DLP logs (Logs)

Logs

View Logs in the system allows browsing events related to automation and data protection (DLP). This central location enables administrators to monitor operations, analyze activities, and retrieve detailed information about logs related to policies, rules, and events in the IT infrastructure.

Main view elements

Widgets at the top of the screen

• Users by risk:

  • Displays a list of users with the highest risk scores in the selected period (default 7 days). Each risk bar shows which rules contributed to the risk assessment.

• Recent Media:

  • Overview of recently recorded media, such as screen recordings or screenshots. Clicking the preview enlarges the view.

Logs table

The table contains detailed information about events. Clicking a row expands the details of that log.

Columns in the table

Each column contains information configured when creating rules within an automation or data protection policy:

• Policy – Name of the policy from which the log originates.

• Rule – Name of the rule that generated the event.

• Risk – Risk value for the given log (e.g., 92/100).

• Log date – Date and time the log was generated.

• Logged – Username to which the log pertains.

• Computer – Name of the device from which the log originates.

• Operation – Action triggered by the rule, e.g., “Copy” (file copy).

• Process – Name of the process associated with the event, e.g., “chrome.exe”.

• File – Name of the file that was part of the event.

• Source – Source location of the file.

• Destination – Location to which the file was moved or copied.

• Source device - Device from which the file originated, e.g., local disk, USB.

• Target device - Device to which the file was copied or moved.

• Source type - Type of source medium, e.g., local disk, network share, USB.

• Target type - Type of target medium, e.g., USB, network share.

• Process path - Full path to the process executable.

• Target file - File name after the operation, if different from the source file.

• Online - Information whether the device is online.

• LogID - unique identifier of the log in the system.

• There is a screenshot - Information about the availability of a graphical record for the given event.

• There is a recording - Information about the availability of a video recording documenting activity during the incident.

• Host ID - Unique identifier of the source computer in the system.

• Target device id - Identifier of the target device.

• Device id - Identifier of the source device.

Expandable row details

Clicking a log row opens a detailed view that contains the elements described below.

Media:

• Screen recording: Preview of the recording captured at the time of the event.
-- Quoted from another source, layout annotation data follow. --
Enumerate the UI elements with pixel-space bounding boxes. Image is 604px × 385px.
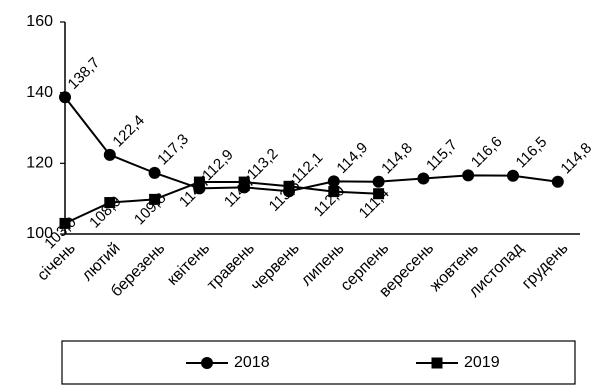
data-label: 114,9 [333,139,371,177]
data-label: 138,7 [65,54,104,93]
legend-label: 2018 [234,354,270,371]
marker [104,197,116,209]
line [64,181,379,225]
marker [462,169,475,182]
marker [328,186,340,198]
marker [417,172,430,185]
marker [283,180,295,192]
legend-label: 2019 [464,354,500,371]
marker [551,175,564,188]
y-tick-label: 120 [26,155,53,172]
data-label: 116,6 [468,133,506,171]
y-tick-label: 100 [26,225,53,242]
x-tick-label: грудень [519,240,572,293]
marker [193,176,205,188]
marker [327,175,340,188]
marker [373,188,385,200]
marker [148,166,161,179]
legend-marker [201,357,213,369]
marker [59,91,71,104]
data-label: 122,4 [109,112,148,151]
marker [149,193,161,205]
y-tick-label: 160 [26,13,53,30]
data-label: 114,8 [557,140,595,178]
marker [507,169,519,182]
legend-box [61,340,576,385]
data-label: 117,3 [154,131,192,169]
x-tick-label: лютий [79,240,124,285]
x-tick-label: червень [248,240,303,295]
marker [372,175,385,188]
data-label: 116,5 [513,134,551,172]
data-label: 114,8 [378,140,416,178]
data-label: 112,0 [311,182,349,220]
marker [59,217,71,229]
data-label: 111,4 [356,185,393,222]
legend-marker [431,357,443,369]
marker [238,176,250,188]
y-tick-label: 140 [26,84,53,101]
line [64,96,558,193]
data-label: 115,7 [423,136,461,174]
marker [103,148,116,161]
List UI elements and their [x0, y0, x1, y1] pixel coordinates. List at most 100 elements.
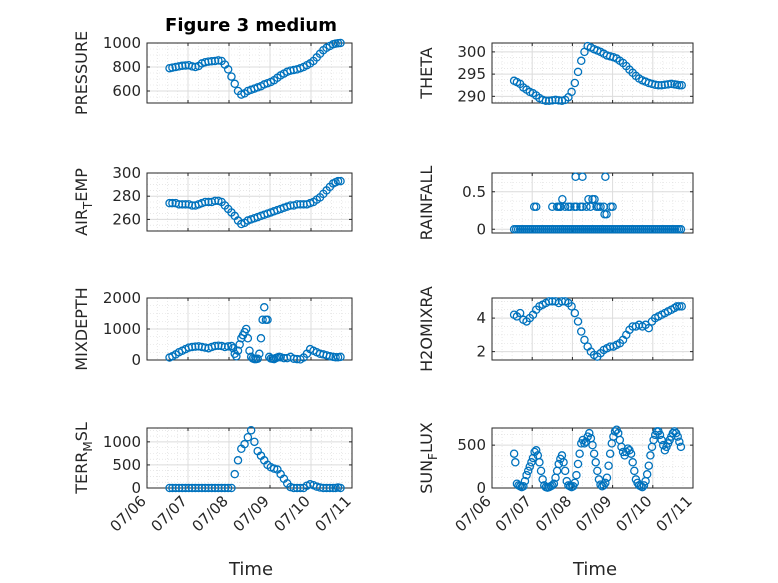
y-tick-label: 500	[457, 436, 486, 454]
data-point	[677, 80, 686, 90]
data-point	[570, 308, 580, 318]
data-point	[676, 442, 686, 452]
x-tick-label: 07/06	[107, 492, 150, 535]
data-point	[591, 458, 600, 467]
data-point	[223, 342, 233, 351]
data-point	[673, 432, 682, 441]
data-point	[544, 297, 554, 306]
y-tick-label: 2000	[103, 289, 141, 307]
axes-box	[146, 427, 353, 489]
y-tick-label: 2	[476, 343, 486, 361]
data-point	[230, 469, 239, 479]
y-tick-label: 1000	[103, 433, 141, 451]
data-point	[333, 176, 343, 186]
data-point	[630, 466, 639, 476]
data-point	[531, 202, 541, 211]
y-tick-label: 1000	[103, 320, 141, 338]
data-point	[589, 449, 599, 458]
data-point	[575, 449, 584, 458]
y-tick-label: 500	[112, 456, 141, 474]
data-point	[528, 453, 538, 463]
y-axis-label: MIXDEPTH	[72, 287, 91, 370]
chart-panel-3: 0 0.5 RAINFALL	[417, 166, 694, 241]
y-axis-label: AIRTEMP	[72, 168, 95, 236]
data-point	[554, 459, 563, 469]
data-point	[642, 470, 652, 479]
y-tick-label: 800	[112, 58, 141, 76]
x-tick-label: 07/10	[612, 492, 655, 535]
data-point	[655, 430, 665, 440]
data-point	[551, 95, 560, 105]
data-point	[602, 473, 612, 482]
y-axis-label: RAINFALL	[417, 166, 436, 241]
data-point	[554, 96, 563, 105]
data-point	[552, 466, 562, 476]
x-tick-label: 07/09	[230, 492, 273, 535]
axes-box	[146, 172, 353, 232]
data-point	[336, 176, 345, 186]
data-point	[527, 458, 536, 467]
data-point	[538, 475, 547, 484]
data-point	[522, 470, 531, 480]
data-point	[253, 354, 262, 364]
x-axis-label-left: Time	[228, 559, 273, 580]
data-point	[165, 198, 174, 208]
data-point	[570, 78, 580, 88]
chart-panel-2: 260 280 300 AIRTEMP	[72, 164, 353, 236]
data-point	[582, 202, 591, 211]
data-point	[535, 458, 544, 467]
data-point	[511, 458, 520, 467]
data-point	[233, 346, 243, 355]
data-point	[531, 446, 541, 455]
y-tick-label: 4	[476, 309, 486, 327]
data-point	[560, 202, 570, 211]
data-point	[525, 462, 535, 471]
y-axis-label: PRESSURE	[72, 31, 91, 115]
y-axis-label: SUNFLUX	[417, 422, 440, 494]
y-axis-label: TERRMSL	[72, 422, 95, 495]
data-point	[548, 202, 557, 211]
data-point	[240, 439, 249, 449]
data-point	[227, 483, 236, 493]
data-point	[676, 224, 686, 234]
data-point	[233, 456, 243, 465]
data-point	[223, 65, 233, 74]
data-point	[246, 426, 256, 435]
data-point	[573, 67, 583, 77]
data-point	[227, 72, 236, 81]
y-axis-label: H2OMIXRA	[417, 286, 436, 372]
data-point	[536, 466, 546, 476]
data-point	[223, 483, 233, 493]
y-tick-label: 0	[476, 479, 486, 497]
data-point	[559, 458, 568, 467]
axes-box	[146, 42, 353, 104]
x-axis-label-right: Time	[572, 559, 617, 580]
data-point	[255, 349, 264, 359]
data-point	[672, 302, 682, 311]
data-point	[654, 80, 663, 90]
x-tick-label: 07/08	[532, 492, 575, 535]
data-point	[325, 352, 335, 361]
data-point	[585, 428, 594, 438]
data-point	[578, 172, 587, 181]
data-point	[677, 302, 686, 311]
data-point	[519, 482, 528, 491]
chart-panel-1: 290 295 300 THETA	[417, 41, 694, 105]
data-point	[608, 202, 617, 211]
data-point	[165, 483, 174, 493]
x-tick-label: 07/07	[492, 492, 535, 535]
data-point	[235, 340, 244, 349]
x-tick-label: 07/08	[189, 492, 232, 535]
data-point	[241, 324, 251, 334]
chart-panel-4: 0 1000 2000 MIXDEPTH	[72, 287, 353, 371]
data-point	[515, 308, 525, 318]
data-point	[660, 80, 670, 90]
x-tick-label: 07/07	[148, 492, 191, 535]
data-point	[644, 461, 654, 470]
data-point	[663, 80, 673, 89]
data-point	[567, 87, 576, 97]
chart-panel-0: 600 800 1000 PRESSURE	[72, 31, 353, 115]
axes-box	[491, 297, 694, 361]
y-tick-label: 0	[131, 351, 141, 369]
data-point	[232, 352, 241, 361]
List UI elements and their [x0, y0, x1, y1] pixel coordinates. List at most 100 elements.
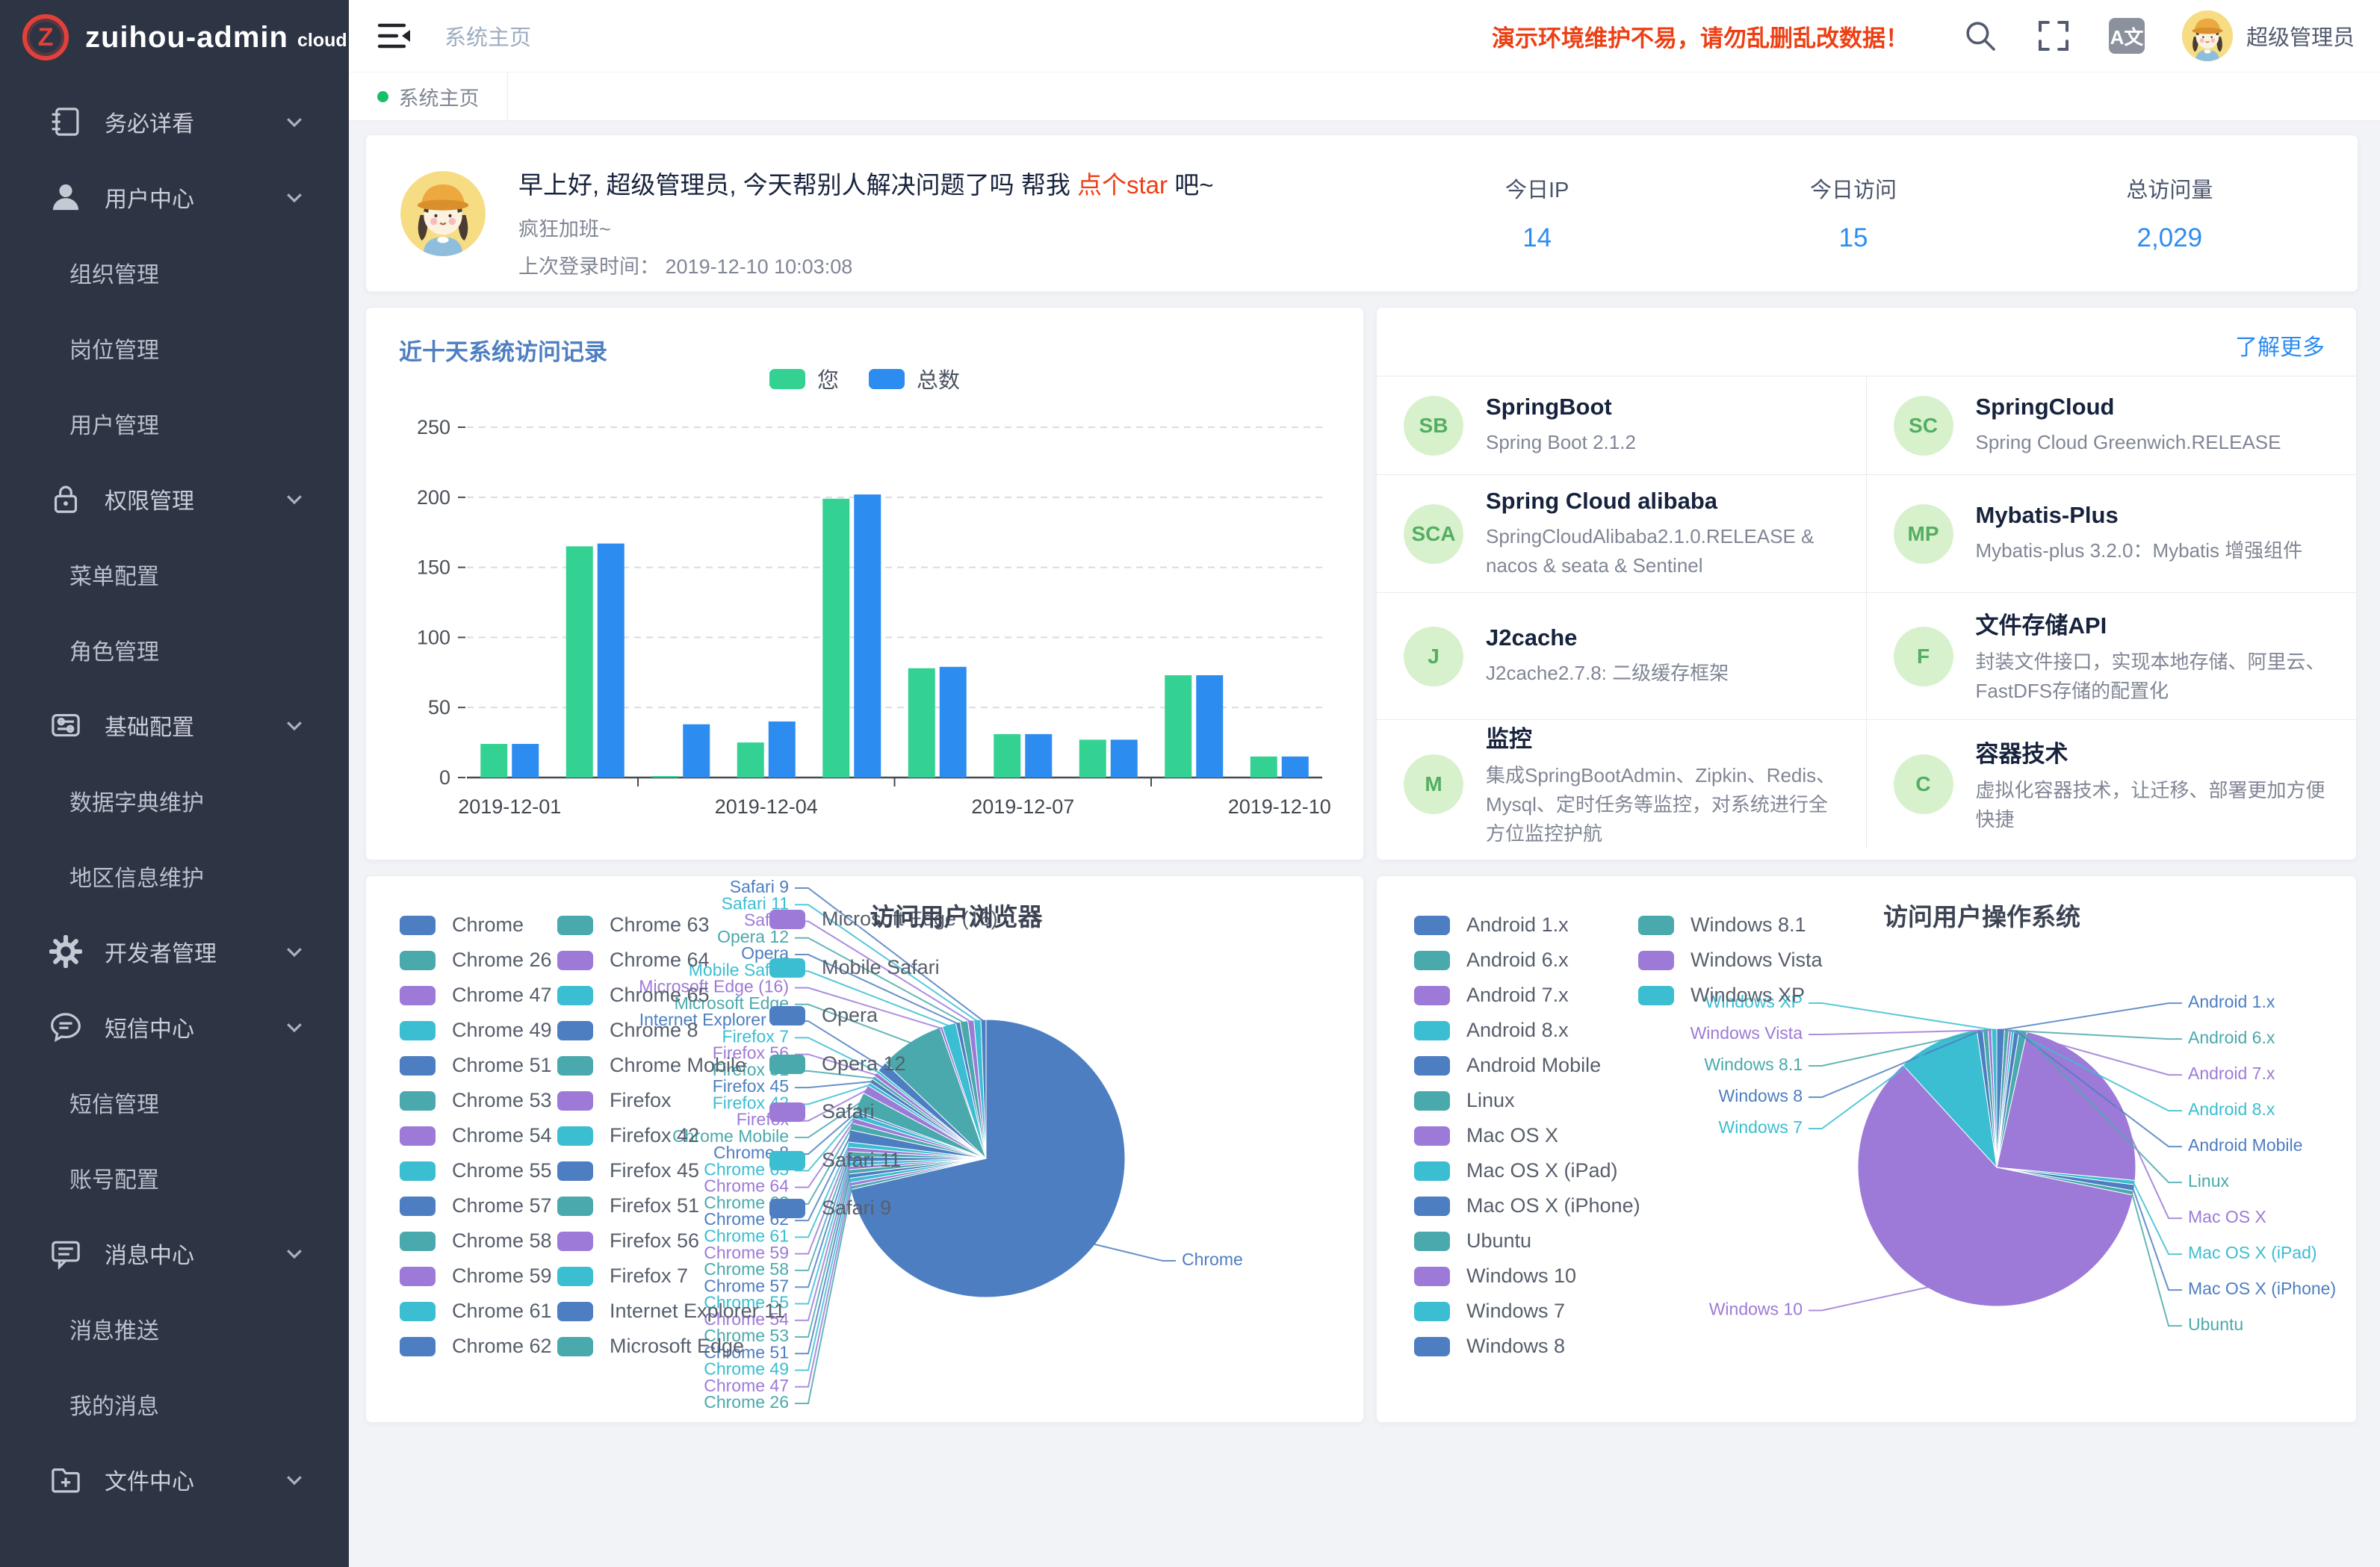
pie-legend-item[interactable]: Firefox 51: [557, 1194, 699, 1217]
pie-legend-item[interactable]: Linux: [1414, 1089, 1515, 1112]
sidebar-sub-item[interactable]: 账号配置: [0, 1140, 349, 1215]
bar-chart-title: 近十天系统访问记录: [399, 333, 607, 367]
tab-home[interactable]: 系统主页: [349, 72, 508, 120]
pie-legend-item[interactable]: Ubuntu: [1414, 1229, 1531, 1253]
tech-cell-body: Spring Cloud alibabaSpringCloudAlibaba2.…: [1486, 488, 1844, 580]
pie-legend-item[interactable]: Windows 7: [1414, 1300, 1565, 1323]
pie-legend-item[interactable]: Safari: [769, 1100, 875, 1123]
pie-legend-item[interactable]: Android 6.x: [1414, 949, 1569, 972]
pie-legend-item[interactable]: Mac OS X (iPad): [1414, 1159, 1618, 1182]
search-icon[interactable]: [1962, 18, 1998, 54]
legend-label: Android 1.x: [1466, 913, 1569, 937]
sidebar-sub-item[interactable]: 角色管理: [0, 612, 349, 687]
pie-legend-item[interactable]: Microsoft Edge: [557, 1335, 744, 1358]
sidebar-sub-item[interactable]: 消息推送: [0, 1291, 349, 1366]
pie-legend-item[interactable]: Chrome 47: [400, 984, 552, 1007]
pie-legend-item[interactable]: Opera 12: [769, 1052, 906, 1076]
pie-legend-item[interactable]: Opera: [769, 1004, 878, 1027]
sidebar-group-item[interactable]: 短信中心: [0, 989, 349, 1064]
pie-legend-item[interactable]: Android 1.x: [1414, 913, 1569, 937]
sidebar-menu: 务必详看用户中心组织管理岗位管理用户管理权限管理菜单配置角色管理基础配置数据字典…: [0, 75, 349, 1517]
tech-avatar: F: [1894, 627, 1953, 686]
pie-legend-item[interactable]: Windows XP: [1638, 984, 1805, 1007]
sidebar-group-item[interactable]: 权限管理: [0, 461, 349, 536]
sidebar-group-item[interactable]: 开发者管理: [0, 913, 349, 989]
pie-legend-item[interactable]: Chrome 58: [400, 1229, 552, 1253]
pie-legend-item[interactable]: Windows 10: [1414, 1265, 1576, 1288]
sidebar-sub-item[interactable]: 菜单配置: [0, 536, 349, 612]
legend-label: Mac OS X: [1466, 1124, 1558, 1147]
username[interactable]: 超级管理员: [2246, 20, 2355, 52]
pie-legend-item[interactable]: Android 7.x: [1414, 984, 1569, 1007]
pie-legend-item[interactable]: Windows 8: [1414, 1335, 1565, 1358]
pie-legend-item[interactable]: Chrome 26: [400, 949, 552, 972]
pie-legend-item[interactable]: Android 8.x: [1414, 1019, 1569, 1042]
svg-text:Mac OS X: Mac OS X: [2188, 1207, 2266, 1226]
legend-swatch: [557, 1126, 593, 1146]
pie-legend-item[interactable]: Firefox 45: [557, 1159, 699, 1182]
pie-legend-item[interactable]: Chrome 49: [400, 1019, 552, 1042]
pie-legend-item[interactable]: Chrome 53: [400, 1089, 552, 1112]
pie-legend-item[interactable]: Chrome 64: [557, 949, 710, 972]
legend-swatch: [400, 916, 436, 935]
pie-legend-item[interactable]: Chrome 59: [400, 1265, 552, 1288]
user-avatar[interactable]: [2182, 10, 2233, 61]
legend-item-total[interactable]: 总数: [869, 363, 960, 394]
legend-label: Mac OS X (iPhone): [1466, 1194, 1640, 1217]
sidebar-group-item[interactable]: 用户中心: [0, 159, 349, 235]
pie-legend-item[interactable]: Chrome 65: [557, 984, 710, 1007]
pie-legend-item[interactable]: Chrome 51: [400, 1054, 552, 1077]
pie-legend-item[interactable]: Mac OS X: [1414, 1124, 1558, 1147]
translate-icon[interactable]: A文: [2109, 18, 2145, 54]
pie-legend-item[interactable]: Chrome 62: [400, 1335, 552, 1358]
breadcrumb[interactable]: 系统主页: [444, 20, 531, 52]
pie-legend-item[interactable]: Chrome 61: [400, 1300, 552, 1323]
svg-text:Chrome: Chrome: [1182, 1250, 1243, 1269]
sidebar-sub-item[interactable]: 地区信息维护: [0, 838, 349, 913]
pie-legend-item[interactable]: Windows 8.1: [1638, 913, 1806, 937]
svg-text:2019-12-10: 2019-12-10: [1228, 795, 1331, 818]
legend-swatch: [400, 1161, 436, 1181]
sidebar-sub-item[interactable]: 我的消息: [0, 1366, 349, 1442]
pie-legend-item[interactable]: Mobile Safari: [769, 956, 940, 979]
pie-legend-item[interactable]: Safari 11: [769, 1149, 901, 1172]
pie-legend-item[interactable]: Firefox 7: [557, 1265, 688, 1288]
sidebar-sub-item[interactable]: 数据字典维护: [0, 763, 349, 838]
menu-fold-icon[interactable]: [377, 21, 412, 51]
pie-legend-item[interactable]: Firefox: [557, 1089, 672, 1112]
pie-legend-item[interactable]: Android Mobile: [1414, 1054, 1601, 1077]
sidebar-sub-item[interactable]: 岗位管理: [0, 310, 349, 385]
svg-text:Android 7.x: Android 7.x: [2188, 1064, 2275, 1083]
pie-legend-item[interactable]: Chrome: [400, 913, 524, 937]
sidebar-group-item[interactable]: 务必详看: [0, 84, 349, 159]
pie-legend-item[interactable]: Firefox 56: [557, 1229, 699, 1253]
legend-item-you[interactable]: 您: [769, 363, 839, 394]
sidebar-sub-item[interactable]: 短信管理: [0, 1064, 349, 1140]
legend-label: Chrome 57: [452, 1194, 552, 1217]
pie-legend-item[interactable]: Chrome 63: [557, 913, 710, 937]
tech-title: Spring Cloud alibaba: [1486, 488, 1844, 515]
sidebar-group-item[interactable]: 文件中心: [0, 1442, 349, 1517]
logo-z-icon: Z: [22, 14, 69, 60]
pie-legend-item[interactable]: Chrome 54: [400, 1124, 552, 1147]
pie-legend-item[interactable]: Chrome 57: [400, 1194, 552, 1217]
sidebar-group-item[interactable]: 基础配置: [0, 687, 349, 763]
pie-legend-item[interactable]: Windows Vista: [1638, 949, 1823, 972]
sidebar-sub-item[interactable]: 用户管理: [0, 385, 349, 461]
menu-item-label: 账号配置: [69, 1161, 349, 1194]
star-link[interactable]: 点个star: [1077, 171, 1168, 199]
pie-legend-item[interactable]: Chrome Mobile: [557, 1054, 746, 1077]
pie-legend-item[interactable]: Chrome 55: [400, 1159, 552, 1182]
message-icon: [49, 1237, 82, 1270]
pie-legend-item[interactable]: Firefox 42: [557, 1124, 699, 1147]
legend-label: Android 6.x: [1466, 949, 1569, 972]
sidebar-sub-item[interactable]: 组织管理: [0, 235, 349, 310]
learn-more-link[interactable]: 了解更多: [2235, 329, 2325, 362]
sidebar-group-item[interactable]: 消息中心: [0, 1215, 349, 1291]
os-pie-title: 访问用户操作系统: [1883, 897, 2080, 933]
pie-legend-item[interactable]: Chrome 8: [557, 1019, 698, 1042]
pie-legend-item[interactable]: Safari 9: [769, 1197, 891, 1220]
fullscreen-icon[interactable]: [2036, 18, 2071, 54]
pie-legend-item[interactable]: Internet Explorer 11: [557, 1300, 785, 1323]
pie-legend-item[interactable]: Mac OS X (iPhone): [1414, 1194, 1640, 1217]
Clicking opens the recording in full screen.

• Screenshot: Screenshot capture from the moment of the event. Clicking enlarges the image.

Notifications:

• Information about notifications sent, e.g., email or end-user alert.

Action:

• List of actions performed by the rule, e.g., “Screen recording, Screenshot, Task, Turn off PC”.

Description:

• Information about which rule was violated or executed.

Task result:

• Link Read full Log enabling access to the full log with additional operation details.

Additional features

Downloading logs:

Selecting rows in the table and clicking the “Download” icon (down arrow above the table) allows downloading media from selected logs as a file.

Filtering and searching:

The user can filter logs by any column or use the search field to find a specific event.

The logs view is a significant analytical tool that enables administrators to track user activities, monitor breaches, and analyze the effectiveness of policies within the organization.